Description

“Still-life” (2022-2023) is a series of images by Belgian photographer Olivier-John that depicts and questions the presence of nature, humanity and culture in today’s technocratic urbanity. These images were captured in New York, Montreal, Brussels, Tunis, The Hague and Venice, using the technique of superimposing images at the very moment of shooting, Where 2 or 3 images caress or stare at each other, ultimately forming a single image that will never be seen in the real world. With “Still-life”, Olivier-John offers us a wordless theater where “still lifes” rub shoulders with the struggle for life, accompanying us in a “wandering” that is free and multiple. To be seen in Arles from July 18 to 31, 2023 & at the “We art XL” artists’ trail and at Volta, in October 2023.



Biography

Olivier-John was born in Brussels, where he now lives. In his recent photographic work, he draws his inspiration from the pictorialist movement of the early 20th century (Robert Demachy (1859-1936), Alvin Coburn (1882-1966), Edward Steichen (1879-1973).
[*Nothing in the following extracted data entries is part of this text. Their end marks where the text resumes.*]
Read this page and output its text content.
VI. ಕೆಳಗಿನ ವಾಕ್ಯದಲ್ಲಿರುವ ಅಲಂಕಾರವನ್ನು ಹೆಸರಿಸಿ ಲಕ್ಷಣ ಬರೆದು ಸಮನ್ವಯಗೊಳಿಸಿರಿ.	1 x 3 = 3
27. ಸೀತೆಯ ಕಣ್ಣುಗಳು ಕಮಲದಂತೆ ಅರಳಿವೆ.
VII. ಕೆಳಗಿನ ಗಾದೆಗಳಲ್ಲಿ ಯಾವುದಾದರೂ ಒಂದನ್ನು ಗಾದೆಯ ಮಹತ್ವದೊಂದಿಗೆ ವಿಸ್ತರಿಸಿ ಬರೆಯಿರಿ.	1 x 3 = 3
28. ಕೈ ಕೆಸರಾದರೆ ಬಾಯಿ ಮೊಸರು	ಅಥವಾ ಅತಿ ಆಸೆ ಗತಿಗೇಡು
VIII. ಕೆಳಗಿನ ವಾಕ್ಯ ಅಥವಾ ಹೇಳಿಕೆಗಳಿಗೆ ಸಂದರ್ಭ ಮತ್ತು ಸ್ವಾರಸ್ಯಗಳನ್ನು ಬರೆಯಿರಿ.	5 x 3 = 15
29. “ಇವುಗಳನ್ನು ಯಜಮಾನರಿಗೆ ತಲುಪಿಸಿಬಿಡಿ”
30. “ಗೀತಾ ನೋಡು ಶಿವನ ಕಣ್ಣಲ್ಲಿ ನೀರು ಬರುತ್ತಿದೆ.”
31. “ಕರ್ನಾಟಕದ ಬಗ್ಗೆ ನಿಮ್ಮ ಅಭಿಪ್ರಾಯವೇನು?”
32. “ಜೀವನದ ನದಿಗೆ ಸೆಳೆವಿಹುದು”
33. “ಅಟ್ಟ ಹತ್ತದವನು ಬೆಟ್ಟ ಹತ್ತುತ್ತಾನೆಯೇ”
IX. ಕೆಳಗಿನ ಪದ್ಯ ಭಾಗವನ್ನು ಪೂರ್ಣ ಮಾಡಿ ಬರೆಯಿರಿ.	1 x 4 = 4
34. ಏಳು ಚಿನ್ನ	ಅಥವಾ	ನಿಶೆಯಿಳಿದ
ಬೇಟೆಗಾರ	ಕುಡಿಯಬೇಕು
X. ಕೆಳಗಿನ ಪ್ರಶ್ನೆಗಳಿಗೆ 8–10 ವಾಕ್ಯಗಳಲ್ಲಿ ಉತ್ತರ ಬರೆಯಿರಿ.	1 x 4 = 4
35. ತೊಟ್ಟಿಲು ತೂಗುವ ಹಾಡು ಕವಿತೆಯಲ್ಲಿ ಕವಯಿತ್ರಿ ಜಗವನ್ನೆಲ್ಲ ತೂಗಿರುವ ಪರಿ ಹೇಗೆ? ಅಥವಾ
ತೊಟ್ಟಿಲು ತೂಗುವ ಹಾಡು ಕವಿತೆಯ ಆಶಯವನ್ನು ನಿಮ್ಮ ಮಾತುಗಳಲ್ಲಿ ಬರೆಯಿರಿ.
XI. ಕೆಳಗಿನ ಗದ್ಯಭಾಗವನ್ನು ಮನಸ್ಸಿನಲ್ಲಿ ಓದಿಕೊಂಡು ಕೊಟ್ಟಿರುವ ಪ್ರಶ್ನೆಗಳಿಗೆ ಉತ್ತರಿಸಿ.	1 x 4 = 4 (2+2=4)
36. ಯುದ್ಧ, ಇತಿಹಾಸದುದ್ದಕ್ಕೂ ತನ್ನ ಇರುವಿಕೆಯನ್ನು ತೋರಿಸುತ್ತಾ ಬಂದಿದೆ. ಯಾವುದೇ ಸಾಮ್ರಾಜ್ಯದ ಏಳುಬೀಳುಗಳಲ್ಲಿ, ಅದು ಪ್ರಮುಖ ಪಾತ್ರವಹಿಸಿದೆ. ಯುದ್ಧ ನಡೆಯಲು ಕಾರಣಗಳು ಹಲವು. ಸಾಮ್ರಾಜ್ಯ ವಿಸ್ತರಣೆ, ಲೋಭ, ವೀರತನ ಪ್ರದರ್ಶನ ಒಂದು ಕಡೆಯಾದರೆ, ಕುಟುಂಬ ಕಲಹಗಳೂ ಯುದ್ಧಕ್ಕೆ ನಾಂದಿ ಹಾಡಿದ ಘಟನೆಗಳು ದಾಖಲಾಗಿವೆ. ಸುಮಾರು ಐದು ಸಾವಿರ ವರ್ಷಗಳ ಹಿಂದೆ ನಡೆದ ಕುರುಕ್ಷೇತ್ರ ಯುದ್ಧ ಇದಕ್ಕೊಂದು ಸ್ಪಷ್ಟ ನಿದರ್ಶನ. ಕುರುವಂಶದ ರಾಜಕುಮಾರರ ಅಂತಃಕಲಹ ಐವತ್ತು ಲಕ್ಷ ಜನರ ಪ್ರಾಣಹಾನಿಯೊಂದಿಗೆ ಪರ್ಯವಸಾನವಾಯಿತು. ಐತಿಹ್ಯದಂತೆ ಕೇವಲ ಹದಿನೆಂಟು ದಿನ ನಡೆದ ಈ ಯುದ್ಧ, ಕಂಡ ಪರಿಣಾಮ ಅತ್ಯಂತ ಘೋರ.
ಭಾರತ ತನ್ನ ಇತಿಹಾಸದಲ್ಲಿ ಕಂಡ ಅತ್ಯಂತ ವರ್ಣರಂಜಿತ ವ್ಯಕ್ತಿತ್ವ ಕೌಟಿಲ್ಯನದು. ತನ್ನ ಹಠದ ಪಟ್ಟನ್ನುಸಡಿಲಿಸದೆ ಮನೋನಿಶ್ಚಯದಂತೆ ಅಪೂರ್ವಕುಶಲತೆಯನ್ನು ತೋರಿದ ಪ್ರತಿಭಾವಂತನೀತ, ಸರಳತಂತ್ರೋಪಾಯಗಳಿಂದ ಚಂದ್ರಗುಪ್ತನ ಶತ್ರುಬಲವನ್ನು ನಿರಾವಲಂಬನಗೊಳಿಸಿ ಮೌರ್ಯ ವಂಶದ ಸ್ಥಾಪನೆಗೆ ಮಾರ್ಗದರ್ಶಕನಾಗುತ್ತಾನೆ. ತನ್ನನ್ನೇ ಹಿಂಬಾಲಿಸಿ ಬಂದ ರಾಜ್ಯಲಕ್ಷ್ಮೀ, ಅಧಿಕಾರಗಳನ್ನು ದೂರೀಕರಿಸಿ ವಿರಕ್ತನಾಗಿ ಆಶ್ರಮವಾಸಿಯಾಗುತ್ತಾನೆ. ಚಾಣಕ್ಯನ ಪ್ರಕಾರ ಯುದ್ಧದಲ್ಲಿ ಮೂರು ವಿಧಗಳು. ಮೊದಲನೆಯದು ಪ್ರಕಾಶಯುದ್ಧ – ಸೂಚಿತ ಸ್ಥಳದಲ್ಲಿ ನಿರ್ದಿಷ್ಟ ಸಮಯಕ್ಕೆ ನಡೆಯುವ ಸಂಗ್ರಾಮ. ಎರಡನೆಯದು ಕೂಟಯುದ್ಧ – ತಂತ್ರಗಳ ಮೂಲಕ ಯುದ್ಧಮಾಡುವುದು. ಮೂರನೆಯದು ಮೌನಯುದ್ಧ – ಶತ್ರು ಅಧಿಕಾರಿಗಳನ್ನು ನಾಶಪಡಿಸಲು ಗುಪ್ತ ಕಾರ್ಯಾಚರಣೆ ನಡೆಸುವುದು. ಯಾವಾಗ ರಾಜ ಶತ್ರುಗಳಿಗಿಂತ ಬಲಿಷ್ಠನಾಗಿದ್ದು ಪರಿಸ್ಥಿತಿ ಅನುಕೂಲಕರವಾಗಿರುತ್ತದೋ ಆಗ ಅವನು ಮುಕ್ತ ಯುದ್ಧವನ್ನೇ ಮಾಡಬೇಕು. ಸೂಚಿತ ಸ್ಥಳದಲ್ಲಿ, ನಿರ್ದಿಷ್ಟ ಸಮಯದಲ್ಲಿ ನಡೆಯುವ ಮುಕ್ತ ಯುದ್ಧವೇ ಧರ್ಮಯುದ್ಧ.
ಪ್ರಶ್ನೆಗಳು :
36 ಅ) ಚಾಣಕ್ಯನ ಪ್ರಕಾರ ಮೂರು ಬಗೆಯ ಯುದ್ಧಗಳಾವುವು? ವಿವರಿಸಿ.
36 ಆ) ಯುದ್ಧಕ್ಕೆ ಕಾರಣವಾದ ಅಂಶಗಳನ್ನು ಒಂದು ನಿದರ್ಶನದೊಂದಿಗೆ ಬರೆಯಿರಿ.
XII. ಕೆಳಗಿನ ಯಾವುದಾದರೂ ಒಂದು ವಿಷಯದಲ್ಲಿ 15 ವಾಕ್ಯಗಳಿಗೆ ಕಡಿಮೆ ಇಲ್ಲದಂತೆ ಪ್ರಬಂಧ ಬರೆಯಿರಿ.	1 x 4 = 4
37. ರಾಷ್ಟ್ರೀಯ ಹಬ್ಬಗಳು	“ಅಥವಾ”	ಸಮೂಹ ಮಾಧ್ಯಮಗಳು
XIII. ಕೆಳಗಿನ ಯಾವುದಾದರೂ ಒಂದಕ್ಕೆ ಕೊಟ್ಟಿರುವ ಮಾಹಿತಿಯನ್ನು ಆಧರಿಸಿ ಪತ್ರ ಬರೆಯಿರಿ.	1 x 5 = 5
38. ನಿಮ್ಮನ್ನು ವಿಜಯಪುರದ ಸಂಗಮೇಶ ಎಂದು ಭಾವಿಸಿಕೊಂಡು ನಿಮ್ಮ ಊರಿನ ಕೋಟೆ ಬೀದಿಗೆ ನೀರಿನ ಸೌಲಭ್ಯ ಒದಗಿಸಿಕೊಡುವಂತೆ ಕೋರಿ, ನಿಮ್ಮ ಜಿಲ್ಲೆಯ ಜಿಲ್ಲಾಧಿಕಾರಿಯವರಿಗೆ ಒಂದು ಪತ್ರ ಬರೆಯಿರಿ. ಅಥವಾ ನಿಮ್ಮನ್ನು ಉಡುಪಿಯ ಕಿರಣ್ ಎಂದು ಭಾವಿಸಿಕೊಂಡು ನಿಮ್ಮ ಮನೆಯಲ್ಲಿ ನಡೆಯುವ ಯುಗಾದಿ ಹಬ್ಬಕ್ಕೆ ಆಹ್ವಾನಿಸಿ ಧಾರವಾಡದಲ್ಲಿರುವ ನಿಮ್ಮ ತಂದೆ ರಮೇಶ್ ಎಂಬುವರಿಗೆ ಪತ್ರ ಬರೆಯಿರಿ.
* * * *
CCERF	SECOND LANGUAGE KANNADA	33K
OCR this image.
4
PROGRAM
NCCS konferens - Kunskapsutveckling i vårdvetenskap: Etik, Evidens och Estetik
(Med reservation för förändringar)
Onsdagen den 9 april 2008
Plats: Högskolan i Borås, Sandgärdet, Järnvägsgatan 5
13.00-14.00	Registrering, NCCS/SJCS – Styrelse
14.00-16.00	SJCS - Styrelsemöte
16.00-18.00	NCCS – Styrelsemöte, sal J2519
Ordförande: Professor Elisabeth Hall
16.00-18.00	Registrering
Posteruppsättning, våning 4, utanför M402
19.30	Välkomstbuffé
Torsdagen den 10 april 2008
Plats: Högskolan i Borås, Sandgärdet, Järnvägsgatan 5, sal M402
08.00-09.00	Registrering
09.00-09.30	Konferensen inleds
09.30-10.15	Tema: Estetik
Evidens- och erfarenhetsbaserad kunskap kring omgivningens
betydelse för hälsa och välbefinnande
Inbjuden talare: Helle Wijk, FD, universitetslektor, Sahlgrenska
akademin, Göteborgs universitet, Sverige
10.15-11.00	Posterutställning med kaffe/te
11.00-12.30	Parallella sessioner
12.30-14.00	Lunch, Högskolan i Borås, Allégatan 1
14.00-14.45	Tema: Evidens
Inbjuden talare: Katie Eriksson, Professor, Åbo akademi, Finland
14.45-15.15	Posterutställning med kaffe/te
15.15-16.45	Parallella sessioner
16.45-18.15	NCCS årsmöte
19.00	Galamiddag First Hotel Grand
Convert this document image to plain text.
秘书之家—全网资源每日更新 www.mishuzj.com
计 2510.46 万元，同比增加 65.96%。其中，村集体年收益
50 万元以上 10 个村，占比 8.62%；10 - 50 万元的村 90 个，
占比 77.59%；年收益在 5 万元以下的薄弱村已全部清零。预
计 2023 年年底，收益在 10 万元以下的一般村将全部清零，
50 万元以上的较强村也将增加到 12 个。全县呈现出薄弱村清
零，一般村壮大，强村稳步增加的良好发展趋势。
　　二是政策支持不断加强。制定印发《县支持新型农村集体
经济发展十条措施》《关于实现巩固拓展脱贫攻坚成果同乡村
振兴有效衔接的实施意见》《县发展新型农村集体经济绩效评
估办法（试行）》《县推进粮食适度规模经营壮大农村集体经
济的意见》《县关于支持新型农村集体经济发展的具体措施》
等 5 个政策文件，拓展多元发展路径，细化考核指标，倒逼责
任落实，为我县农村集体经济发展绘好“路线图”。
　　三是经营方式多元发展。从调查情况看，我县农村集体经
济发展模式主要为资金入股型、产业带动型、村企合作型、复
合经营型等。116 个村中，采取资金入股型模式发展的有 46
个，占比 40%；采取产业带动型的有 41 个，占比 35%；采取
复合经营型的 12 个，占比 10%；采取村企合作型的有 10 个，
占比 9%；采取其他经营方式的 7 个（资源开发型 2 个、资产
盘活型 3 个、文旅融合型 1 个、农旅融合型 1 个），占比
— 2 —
Pictoralism, a veritable semantic and conceptual bridge between painting and photography, aimed to combat the standardization of images that resulted from the technical revolutions that brought the photographic act within the reach of an ever-wider public. In the age of smartphones and selfies, the trivialization of images, “all available in perfect sharpness”, gives him a sense of “déjà-vu”, where technology once again imposes an imprint on reality that is out of keeping with the artistic ambition of subjectivity resisting “order”. In this context of “art’s loss of aura” (Walter Benjamin), Olivier-John wishes to (re)valorize matter by freely combining creative gestures and superimposed images to magnify resistance to mortifying technologies.